Nonlinear dynamic metamaterials are essential for advancing control over wave propagation in ways that traditional materials cannot achieve. Their engineered microstructures enable unprecedented manipulation of mechanical and acoustic waves, including directionality, frequency filtering, and energy localization. Unlike linear metamaterials, the nonlinear response offers clear advantages including adaptive and tunable behavior, allowing these materials to dynamically react to changes in amplitude or external stimuli, and enabling them to be much smaller [1, 2]. This capability is critical for applications requiring real-time reconfigurability, such as vibration isolation, impact mitigation, and signal processing in extreme environments. As modern technologies demand more responsive and intelligent systems, nonlinear dynamic metamaterials offer a transformative platform for next-generation materials design.

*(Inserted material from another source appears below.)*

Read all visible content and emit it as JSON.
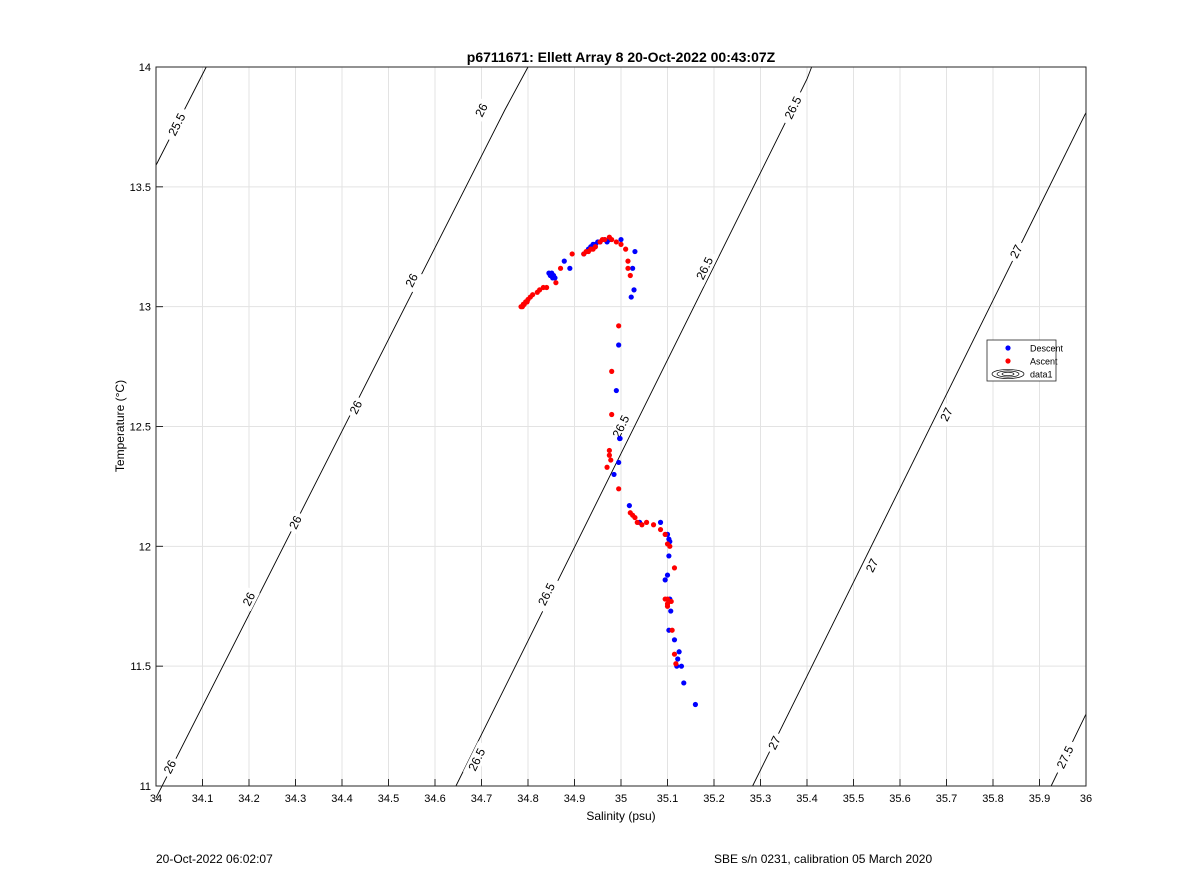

Due to the presence of nonlinearities and instabilities, prediction of the dynamic response becomes increasingly difficult, eventually leading to fully chaotic behavior with many possible trajectories, Figure (left), (middle). This means that standard computational techniques are not very effective and other approaches need to be adopted, predicting probability densities of achieved states in which dynamic materials operate, rather than exactly tracking individual trajectories. An ideal candidate for this purpose is machine learning technique called flow-matching, which transforms probability mass in a configuration space of a given dynamic system, cf. Figure (right) and [3]. The objective of this project is to develop a flow-matching algorithm, capable of predicting behavior of nonlinear dynamic metamaterials in terms of probability densities of their trajectories. The project will start with dynamic behavior of simple systems (such as Duffing oscillator), generalizing subsequently to realistic microstructures, and aiming ultimately towards design of new metamaterial geometries and structures.
References
[1] Dykstra, D. M. J., Lenting, C., Masurier, A. & Coulais, C. Buckling Metamaterials for Extreme Vibration Damping. Advanced Materials 35, 2301747 (2023), https://doi.org/10.48550/arXiv.2302.11968.
[2] Bordiga, G., Medina, E., Jafarzadeh, S. et al. Automated discovery of reprogrammable nonlinear dynamic metamaterials. Nat. Mater. 23, 1486–1494 (2024). https://doi.org/10.1038/s41563-024-02008-6
[3] Lipman, Y. et al. Flow Matching Guide and Code. Preprint at https://doi.org/10.48550/arXiv.2412.06264 (2024).